Joe Gannon
 
Joe Gannon  

Pity the poor novelist. The Trump presidency is depriving thriller writers of great original material. We will all be writing roman à clefs — true stories with altered names. Who needs to invent political thrillers when the newspaper delivers the best plots in years?

Plot 1: A well-regarded journalist, a lion amongst his colleagues, drops a tell-all book about a highly controversial president chock-full of mostly anonymous sources dishing on their deeply flawed commander in chief. But that blockbuster is upstaged when a serving member of the President’s team pens an anonymous op-ed (in the newspaper the president most hates) revealing there is a “resistance” inside his White House that is preventing the president from destroying the nation from within. The anonymous writer reveals they are running the country, not the president.

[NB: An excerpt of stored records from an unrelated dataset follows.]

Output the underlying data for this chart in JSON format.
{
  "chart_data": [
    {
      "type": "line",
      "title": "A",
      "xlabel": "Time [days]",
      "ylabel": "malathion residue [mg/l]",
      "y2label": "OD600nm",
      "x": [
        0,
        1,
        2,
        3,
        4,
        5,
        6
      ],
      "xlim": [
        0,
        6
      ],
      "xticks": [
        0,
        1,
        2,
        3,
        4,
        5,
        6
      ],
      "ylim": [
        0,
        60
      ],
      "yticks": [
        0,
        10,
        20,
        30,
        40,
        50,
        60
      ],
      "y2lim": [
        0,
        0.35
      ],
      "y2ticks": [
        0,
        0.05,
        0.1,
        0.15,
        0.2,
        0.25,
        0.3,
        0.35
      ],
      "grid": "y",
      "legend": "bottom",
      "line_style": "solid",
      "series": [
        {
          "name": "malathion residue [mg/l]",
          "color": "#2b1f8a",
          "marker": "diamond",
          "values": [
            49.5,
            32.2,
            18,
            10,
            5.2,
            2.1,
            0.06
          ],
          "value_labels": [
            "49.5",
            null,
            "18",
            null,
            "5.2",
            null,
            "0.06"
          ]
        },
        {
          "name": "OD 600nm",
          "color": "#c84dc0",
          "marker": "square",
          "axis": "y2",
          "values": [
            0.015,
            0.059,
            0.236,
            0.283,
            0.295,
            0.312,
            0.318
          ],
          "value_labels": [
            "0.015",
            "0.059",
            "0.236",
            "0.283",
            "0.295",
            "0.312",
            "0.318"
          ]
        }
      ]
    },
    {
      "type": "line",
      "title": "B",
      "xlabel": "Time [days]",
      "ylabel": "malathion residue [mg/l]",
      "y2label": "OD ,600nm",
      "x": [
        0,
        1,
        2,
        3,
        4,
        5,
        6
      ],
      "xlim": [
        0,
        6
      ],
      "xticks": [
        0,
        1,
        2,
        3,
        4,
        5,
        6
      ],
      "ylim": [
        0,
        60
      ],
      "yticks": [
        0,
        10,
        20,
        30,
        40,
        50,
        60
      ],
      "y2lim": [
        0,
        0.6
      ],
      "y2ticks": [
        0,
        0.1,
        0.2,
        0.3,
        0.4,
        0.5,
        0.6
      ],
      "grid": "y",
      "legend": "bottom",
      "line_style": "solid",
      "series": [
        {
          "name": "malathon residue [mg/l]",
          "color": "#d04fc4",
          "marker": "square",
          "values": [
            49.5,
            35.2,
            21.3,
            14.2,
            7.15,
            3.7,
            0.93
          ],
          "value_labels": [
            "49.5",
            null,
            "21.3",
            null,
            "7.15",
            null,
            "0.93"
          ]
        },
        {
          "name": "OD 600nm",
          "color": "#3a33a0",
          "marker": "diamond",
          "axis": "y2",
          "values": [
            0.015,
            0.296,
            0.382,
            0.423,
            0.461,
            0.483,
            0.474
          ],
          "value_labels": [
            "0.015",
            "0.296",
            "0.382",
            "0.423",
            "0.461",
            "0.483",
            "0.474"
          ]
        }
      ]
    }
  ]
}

Plot 2: A soft coup. A rich, over-privileged, under-educated erratic egomaniac decides to run for president of the most powerful nation on Earth. He destroys his political opponents by deploying middle-school rhetoric, and — with the aid of his nation’s most ardent enemy — gets himself elected by losing the popular vote. The now-president is so seemingly deranged by vanity his most senior advisers and cabinet appointments immediately plot to keep him from actually running the country so that he does not ruin it.

Plot 3: The most powerful nation on Earth elects a president who is so intellectually slothful, so clueless as to how his own government works, that his closest aides control him by simply removing certain files from his desk. The president doesn’t notice this until one of his political enemies publishes a book informing him of it, but he only finds that out by watching TV.

OK, so #3 has a splash of Monty Python.

Yet none of those plots are as riveting, nor as plausible, as the last two days’ news cycle. The revelations comings from Bob Woodward’s “Fear” were utterly overshadowed by the anonymous op-ed published in The New York Times by a “senior” administration official. The former we’ve seen two of before and I am blasé about them. The latter is so unprecedented it has finally pushed us through the Looking Glass.  

A serving appointee who claims to support Trump’s “agenda” reveals that there is a resistance of seemingly dozens of officials inside Trump’s own administration who have clandestinely set-up a “two-track” presidency where Trump gets to temper tantrum, while they actually run the country, leading the great ox by the nose and cleaning up after him.

Some of Trump’s supporters immediately called the publication of both these exposes — claiming they were coordinated — a “soft coup.” But if anything, the op-ed clearly shows a soft coup has already happened.

Strangely, for a lifelong lefty, I find it … comforting. Whoever would’ve thought such a thing would be executed by conservatives in order to save the republic from one of their own? If a coup had ever occurred in the country, I’d always assumed it would be against a genuine socialist with designs to wind down Wall Street and sunset the American empire. This seems more the soft coup of lowered expectations. The threat is not political or economic; it is moral, intellectual, psychological.

We are supposed to be so divided, so unable to agree on the simplest terms, that civil war is upon us. And yet, those deepest in the “enemy camp” are undermining the commander most desperate to fire the first shot. They deliberately dilute or deflect his worst impulses to “preserve our democratic institutions while thwarting Mr. Trump’s more misguided impulses until he is out of office.”

Look at that phrasing! The writer could have said “until the end of his two terms” or even “his term in office.” By using “until he is out of office” the writer reveals their low expectations for Trump to even finish the first term.

But we can only take so much heart from this. Like all else, the ultimate answer lies in an electoral strategy to defeat Trump, the Tea Party and the Freedom Caucus in the mid-terms and 2020. What is most revealing is that such a screed as the Times published could only be written by an appointed official who risks only firing and then a parade as he or she goes into private life.

No one holding elected office would dare publish such a rebuke — it would cost them their career and standing in the Republican world.

And that ultimately is the crux. Trump is completely unfit for office and is president only by the grace of the ancient, useless Electoral College. This is a one-off, as we will never elect such an “amoral” ignoramus again. The only saving grace of Trump is that he is one of a kind. Even the GOP will not elect a watered down imitator.

Had Ted Cruz, say, won in 2016, we would have many of the same policies, though not the dangerous derangement of Trump’s egomania. But Cruz, lest we forget, campaigned to have police target Muslim neighborhoods, for example. We cannot count on the GOP to ease up on their extremism.

So, the single issue remains: Once the Monster is gone, Dr. Frankenstein will continue his immoral social experiments trying to catch lightning to fry our social contract. We can count on the GOP to learn only one lesson from the evil of their mad science: Don’t let the monster go in front of the cameras.

It is not the Monster we need to fear. It is the Mad Scientist(s).